A saída de Gianpiero Lambiase da Red Bull Racinga anunciada na quinta-feira (09), levantou dúvidas sobre o futuro de Max Verstappen na Fórmula 1, e seu pai, Jos Verstappen comentou o tema pela primeira vez. O ex-piloto também abordou a antiga declaração do filho, que em 2021 afirmou que poderia deixar a categoria caso o engenheiro deixasse a equipe.
O anúncio da transferência de Lambiase para a McLaren, previsto para acontecer após o término de seu contrato com a Red Bull no final de 2027, rapidamente gerou especulações sobre o impacto na carreira de Verstappen. A forte parceria entre piloto e engenheiro foi peça fundamental nos quatro títulos do holandês.
Segundo Jos, a mudança já era conhecida internamente: “Sabemos há algum tempo, e também sabíamos quando aconteceria”, disse ao RaceXpress. “Ainda temos um ano e meio, dois anos para trabalhar com ele. É uma grande oportunidade para ele e entendemos isso. Também dissemos que Gianpiero deveria fazer isso e aproveitar com as duas mãos. O resto depende da Red Bull para substituí-lo. Vamos ver”.
Após conquistar seu primeiro título na Fórmula 1, Max Verstappen chegou a afirmar que poderia deixar a categoria caso Lambiase saísse. Agora, Jos acredita que o cenário é diferente: “Acho que as coisas mudaram. Especialmente depois de quatro títulos, eles conquistaram muito juntos.
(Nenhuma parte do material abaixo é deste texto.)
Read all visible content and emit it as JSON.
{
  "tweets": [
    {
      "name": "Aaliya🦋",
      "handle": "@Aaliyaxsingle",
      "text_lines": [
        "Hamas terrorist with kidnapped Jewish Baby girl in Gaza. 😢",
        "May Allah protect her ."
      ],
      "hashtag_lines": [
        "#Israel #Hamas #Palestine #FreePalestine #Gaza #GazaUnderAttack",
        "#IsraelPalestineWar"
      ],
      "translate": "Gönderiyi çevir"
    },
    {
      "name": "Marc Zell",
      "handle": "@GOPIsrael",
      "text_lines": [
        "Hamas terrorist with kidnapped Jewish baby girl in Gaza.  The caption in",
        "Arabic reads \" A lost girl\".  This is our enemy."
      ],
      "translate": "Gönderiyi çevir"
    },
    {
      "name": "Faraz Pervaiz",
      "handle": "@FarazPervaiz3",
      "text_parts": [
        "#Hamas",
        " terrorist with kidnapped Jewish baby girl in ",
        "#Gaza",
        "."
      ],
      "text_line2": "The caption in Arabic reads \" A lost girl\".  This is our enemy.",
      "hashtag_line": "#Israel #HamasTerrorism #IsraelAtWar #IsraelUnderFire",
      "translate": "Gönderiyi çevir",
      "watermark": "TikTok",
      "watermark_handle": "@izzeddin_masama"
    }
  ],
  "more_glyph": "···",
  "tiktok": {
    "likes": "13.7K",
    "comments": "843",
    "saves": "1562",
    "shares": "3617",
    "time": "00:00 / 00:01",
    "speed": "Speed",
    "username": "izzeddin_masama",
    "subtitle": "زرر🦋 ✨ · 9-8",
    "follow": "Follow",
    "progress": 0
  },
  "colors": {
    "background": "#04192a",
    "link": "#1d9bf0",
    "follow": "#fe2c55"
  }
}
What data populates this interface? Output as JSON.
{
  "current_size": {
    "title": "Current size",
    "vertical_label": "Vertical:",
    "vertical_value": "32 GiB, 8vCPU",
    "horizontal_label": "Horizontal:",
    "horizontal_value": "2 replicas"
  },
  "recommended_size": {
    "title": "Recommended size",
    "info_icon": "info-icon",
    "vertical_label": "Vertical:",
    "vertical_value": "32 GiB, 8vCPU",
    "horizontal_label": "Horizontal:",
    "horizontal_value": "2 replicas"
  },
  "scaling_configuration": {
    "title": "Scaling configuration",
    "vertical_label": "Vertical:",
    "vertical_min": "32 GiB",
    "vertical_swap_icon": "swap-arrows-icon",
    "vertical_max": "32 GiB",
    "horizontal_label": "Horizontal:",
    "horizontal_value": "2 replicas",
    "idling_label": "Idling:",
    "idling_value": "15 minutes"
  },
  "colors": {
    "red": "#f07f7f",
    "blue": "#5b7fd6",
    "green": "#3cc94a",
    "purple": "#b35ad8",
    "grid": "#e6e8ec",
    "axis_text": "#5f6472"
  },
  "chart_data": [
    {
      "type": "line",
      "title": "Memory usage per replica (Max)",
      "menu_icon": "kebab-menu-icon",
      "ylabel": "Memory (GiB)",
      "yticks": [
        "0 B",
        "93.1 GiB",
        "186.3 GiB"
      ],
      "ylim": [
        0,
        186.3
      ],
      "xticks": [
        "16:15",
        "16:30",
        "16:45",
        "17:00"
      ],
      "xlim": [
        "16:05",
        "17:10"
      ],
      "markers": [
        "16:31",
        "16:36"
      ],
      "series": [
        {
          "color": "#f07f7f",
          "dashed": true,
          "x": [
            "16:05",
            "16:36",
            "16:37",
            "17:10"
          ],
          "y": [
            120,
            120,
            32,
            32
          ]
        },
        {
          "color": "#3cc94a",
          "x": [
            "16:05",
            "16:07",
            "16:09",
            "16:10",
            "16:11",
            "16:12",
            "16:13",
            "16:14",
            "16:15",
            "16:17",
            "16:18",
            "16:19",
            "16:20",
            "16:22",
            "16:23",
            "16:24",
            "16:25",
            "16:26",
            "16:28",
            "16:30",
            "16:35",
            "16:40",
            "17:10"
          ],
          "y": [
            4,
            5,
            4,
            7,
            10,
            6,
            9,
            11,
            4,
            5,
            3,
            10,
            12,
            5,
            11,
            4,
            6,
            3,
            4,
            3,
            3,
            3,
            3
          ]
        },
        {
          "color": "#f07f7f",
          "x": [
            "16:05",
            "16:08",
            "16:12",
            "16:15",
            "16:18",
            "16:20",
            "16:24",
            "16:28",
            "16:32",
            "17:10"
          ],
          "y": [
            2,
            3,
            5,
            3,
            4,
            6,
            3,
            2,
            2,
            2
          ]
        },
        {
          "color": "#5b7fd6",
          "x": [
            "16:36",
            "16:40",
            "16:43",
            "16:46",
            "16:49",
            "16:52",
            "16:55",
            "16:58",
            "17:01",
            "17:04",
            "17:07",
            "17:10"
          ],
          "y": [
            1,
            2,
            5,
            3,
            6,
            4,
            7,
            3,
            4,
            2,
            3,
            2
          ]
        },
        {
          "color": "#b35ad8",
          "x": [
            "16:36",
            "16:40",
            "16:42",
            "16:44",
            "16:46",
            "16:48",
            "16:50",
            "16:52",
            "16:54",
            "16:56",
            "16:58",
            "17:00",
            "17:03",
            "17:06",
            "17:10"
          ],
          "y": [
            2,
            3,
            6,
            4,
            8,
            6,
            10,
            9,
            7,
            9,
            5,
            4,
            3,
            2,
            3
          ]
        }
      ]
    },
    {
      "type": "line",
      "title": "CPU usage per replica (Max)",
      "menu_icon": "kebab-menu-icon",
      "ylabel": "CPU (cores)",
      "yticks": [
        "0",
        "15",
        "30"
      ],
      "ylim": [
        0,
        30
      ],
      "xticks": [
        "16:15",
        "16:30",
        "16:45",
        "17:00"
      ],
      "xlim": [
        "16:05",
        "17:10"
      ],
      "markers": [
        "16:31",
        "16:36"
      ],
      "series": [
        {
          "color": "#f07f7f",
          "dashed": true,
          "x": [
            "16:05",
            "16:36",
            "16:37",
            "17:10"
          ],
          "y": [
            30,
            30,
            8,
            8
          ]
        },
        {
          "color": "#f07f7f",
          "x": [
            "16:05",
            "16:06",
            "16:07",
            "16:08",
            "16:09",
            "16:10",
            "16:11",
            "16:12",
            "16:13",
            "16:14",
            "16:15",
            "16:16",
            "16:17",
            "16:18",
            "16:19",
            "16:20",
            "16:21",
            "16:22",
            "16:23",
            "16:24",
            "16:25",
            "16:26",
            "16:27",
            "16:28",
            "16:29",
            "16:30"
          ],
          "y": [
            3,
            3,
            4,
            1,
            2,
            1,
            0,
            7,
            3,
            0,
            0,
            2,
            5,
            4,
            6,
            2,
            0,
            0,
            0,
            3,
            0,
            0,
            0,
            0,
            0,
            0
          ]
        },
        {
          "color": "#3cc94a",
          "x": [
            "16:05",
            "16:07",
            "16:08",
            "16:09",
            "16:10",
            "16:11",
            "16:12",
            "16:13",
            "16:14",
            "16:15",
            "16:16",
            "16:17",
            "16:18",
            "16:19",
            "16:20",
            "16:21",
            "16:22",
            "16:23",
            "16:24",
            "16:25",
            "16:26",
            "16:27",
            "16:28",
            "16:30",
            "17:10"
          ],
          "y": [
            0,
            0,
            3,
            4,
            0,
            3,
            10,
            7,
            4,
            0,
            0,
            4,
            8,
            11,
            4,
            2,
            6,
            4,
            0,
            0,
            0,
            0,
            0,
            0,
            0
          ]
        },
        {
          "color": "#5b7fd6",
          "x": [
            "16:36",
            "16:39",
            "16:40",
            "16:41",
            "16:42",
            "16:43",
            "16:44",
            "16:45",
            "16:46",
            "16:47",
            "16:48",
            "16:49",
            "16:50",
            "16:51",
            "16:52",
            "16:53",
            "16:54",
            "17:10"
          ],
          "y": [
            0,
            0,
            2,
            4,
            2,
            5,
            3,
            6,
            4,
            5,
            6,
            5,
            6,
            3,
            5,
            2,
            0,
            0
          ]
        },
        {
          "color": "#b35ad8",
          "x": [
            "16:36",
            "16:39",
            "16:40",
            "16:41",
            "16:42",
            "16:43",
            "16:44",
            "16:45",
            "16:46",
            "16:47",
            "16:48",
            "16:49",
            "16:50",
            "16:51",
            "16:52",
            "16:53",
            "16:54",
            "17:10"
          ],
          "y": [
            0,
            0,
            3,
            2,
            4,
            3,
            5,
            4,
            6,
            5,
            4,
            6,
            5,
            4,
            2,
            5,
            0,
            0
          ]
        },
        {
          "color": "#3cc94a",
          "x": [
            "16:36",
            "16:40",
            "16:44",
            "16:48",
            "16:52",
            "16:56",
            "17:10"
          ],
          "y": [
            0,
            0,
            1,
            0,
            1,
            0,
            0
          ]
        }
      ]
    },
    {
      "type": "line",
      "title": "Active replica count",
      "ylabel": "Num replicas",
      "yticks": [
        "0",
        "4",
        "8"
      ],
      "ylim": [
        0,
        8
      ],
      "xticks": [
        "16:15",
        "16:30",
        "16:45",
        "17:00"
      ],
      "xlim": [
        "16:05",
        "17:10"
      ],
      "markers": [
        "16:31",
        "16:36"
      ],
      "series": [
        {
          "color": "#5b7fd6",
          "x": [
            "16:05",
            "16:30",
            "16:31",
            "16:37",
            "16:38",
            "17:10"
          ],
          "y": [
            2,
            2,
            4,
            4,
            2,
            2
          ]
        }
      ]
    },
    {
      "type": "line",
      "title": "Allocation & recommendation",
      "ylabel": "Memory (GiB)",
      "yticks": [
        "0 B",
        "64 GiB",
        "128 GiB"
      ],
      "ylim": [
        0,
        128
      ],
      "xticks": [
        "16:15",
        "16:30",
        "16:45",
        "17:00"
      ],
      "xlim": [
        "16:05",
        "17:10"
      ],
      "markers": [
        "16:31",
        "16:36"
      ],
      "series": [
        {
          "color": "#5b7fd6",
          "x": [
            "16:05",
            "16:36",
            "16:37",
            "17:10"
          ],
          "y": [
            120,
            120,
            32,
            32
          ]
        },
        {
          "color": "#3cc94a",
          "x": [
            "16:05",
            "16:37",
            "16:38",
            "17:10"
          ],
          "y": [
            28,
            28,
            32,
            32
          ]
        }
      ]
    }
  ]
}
O resto depende do Max, mas acho que ele simplesmente vai continuar”, afirmou.

Mesmo assim, o futuro do tetracampeão segue em aberto, especialmente por conta das regras atuais da Fórmula 1. Jos destacou que o filho tem refletido sobre a continuidade na categoria e que o prazer de pilotar já não é o mesmo: “É louco que GT3 seja mais agradável de correr do que a Fórmula 1. Antigamente era o contrário. Todos os pilotos de GT3 estavam desesperados para sentir como era a Fórmula 1, mas hoje isso é difícil de encontrar”.
O ex-piloto também demonstrou descontentamento pessoal com o rumo da categoria: “Como piloto, também gosto menos. Às vezes estou assistindo e desligo a TV porque me interessa menos. Não é a Fórmula 1 que a Fórmula 1 representa”, acrescentou.
Para Jos, a categoria se tornou mais uma disputa técnica do que de habilidade: “Agora vejo mais como uma competição de engenharia, onde o piloto tem que aliviar muito e não pode mais fazer a diferença. Acho isso uma pena na Fórmula 1”, concluiu, citando que limitações, especialmente relacionadas ao gerenciamento de energia, dificultam a atuação dos pilotos nas pistas.